What matters most is that Samsung's LTPO production starting now means the pieces are in place for Apple to finally match what Android flagships have been doing for years—and to do it without the battery penalty that made it impossible before. The September launch is coming, and the Pro models will have the screens to prove it.

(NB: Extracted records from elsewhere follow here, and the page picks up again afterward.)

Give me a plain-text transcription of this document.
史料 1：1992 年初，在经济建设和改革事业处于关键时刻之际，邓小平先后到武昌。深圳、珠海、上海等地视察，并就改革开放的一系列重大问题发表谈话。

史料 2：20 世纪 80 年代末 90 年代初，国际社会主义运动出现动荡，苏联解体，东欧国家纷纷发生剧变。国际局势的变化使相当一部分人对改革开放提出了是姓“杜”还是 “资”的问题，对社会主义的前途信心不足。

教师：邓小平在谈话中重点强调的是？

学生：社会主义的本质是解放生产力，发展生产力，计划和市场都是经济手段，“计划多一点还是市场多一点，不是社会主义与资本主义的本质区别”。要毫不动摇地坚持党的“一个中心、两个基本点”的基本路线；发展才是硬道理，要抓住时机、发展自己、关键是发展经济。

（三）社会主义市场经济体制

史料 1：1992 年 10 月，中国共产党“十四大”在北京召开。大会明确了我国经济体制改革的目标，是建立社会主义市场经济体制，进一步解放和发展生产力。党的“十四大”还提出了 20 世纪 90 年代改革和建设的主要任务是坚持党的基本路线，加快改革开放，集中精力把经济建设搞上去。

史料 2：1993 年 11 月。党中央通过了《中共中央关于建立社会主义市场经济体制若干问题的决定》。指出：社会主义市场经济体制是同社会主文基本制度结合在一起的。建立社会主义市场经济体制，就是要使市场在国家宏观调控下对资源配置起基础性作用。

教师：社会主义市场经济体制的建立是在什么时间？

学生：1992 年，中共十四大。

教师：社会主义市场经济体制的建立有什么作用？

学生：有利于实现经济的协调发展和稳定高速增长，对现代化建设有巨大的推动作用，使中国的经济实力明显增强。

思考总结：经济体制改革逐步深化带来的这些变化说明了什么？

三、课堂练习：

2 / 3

Apple had considered putting a 120Hz screen in the iPhone 12, but worried that pairing it with 5G would drain the battery too quickly
— industry reports
LTPO enables a screen to dynamically change its refresh rate according to content being displayed, optimizing power consumption
— technology analysts
The Hearth Conversation Another angle on the story
Inventor

Why did Apple skip 120Hz on the iPhone 12 if Samsung already had the technology working?

Model

The problem wasn't the technology—it was the battery math. A 120Hz screen running all the time is a power hog. Add 5G on top of that, and you're looking at a phone that dies by dinner. Apple decided it wasn't worth the tradeoff.

Inventor

But LTPO solves that?

Model

Exactly. LTPO doesn't run at 120Hz all the time. It drops to 10Hz when you're just reading text, jumps to 120Hz when you need it. The screen is smart about it. That 20 percent efficiency gain is real.

Inventor

So this is just Samsung catching up to what Android already does?

Model

Not quite. Samsung's been using LTPO since the Note 20 Ultra. Apple is the one catching up. But Apple's version will probably be more refined—they tend to polish these things until they feel invisible.

Inventor

What about the Always-On Display rumor?

Model

That's the real unlock. With LTPO, you can leave the lock screen on without destroying your battery. Android phones have had this forever. iPhone users have been waiting.

Inventor

Does the earlier production start mean anything?

Model

It means the supply chain is healing. Last year was chaos—pandemic delays, the whole iPhone 12 launch pushed back a month. This year, Samsung and LG are starting a month earlier than they did last year. Apple's probably confident enough to stick with September.

Inventor

Will the base iPhone 13 feel like it's missing something without 120Hz?

Model

Maybe. But LG's 60Hz panels are fine for most people. The Pro is where you pay for the smoothness. That's always been Apple's playbook.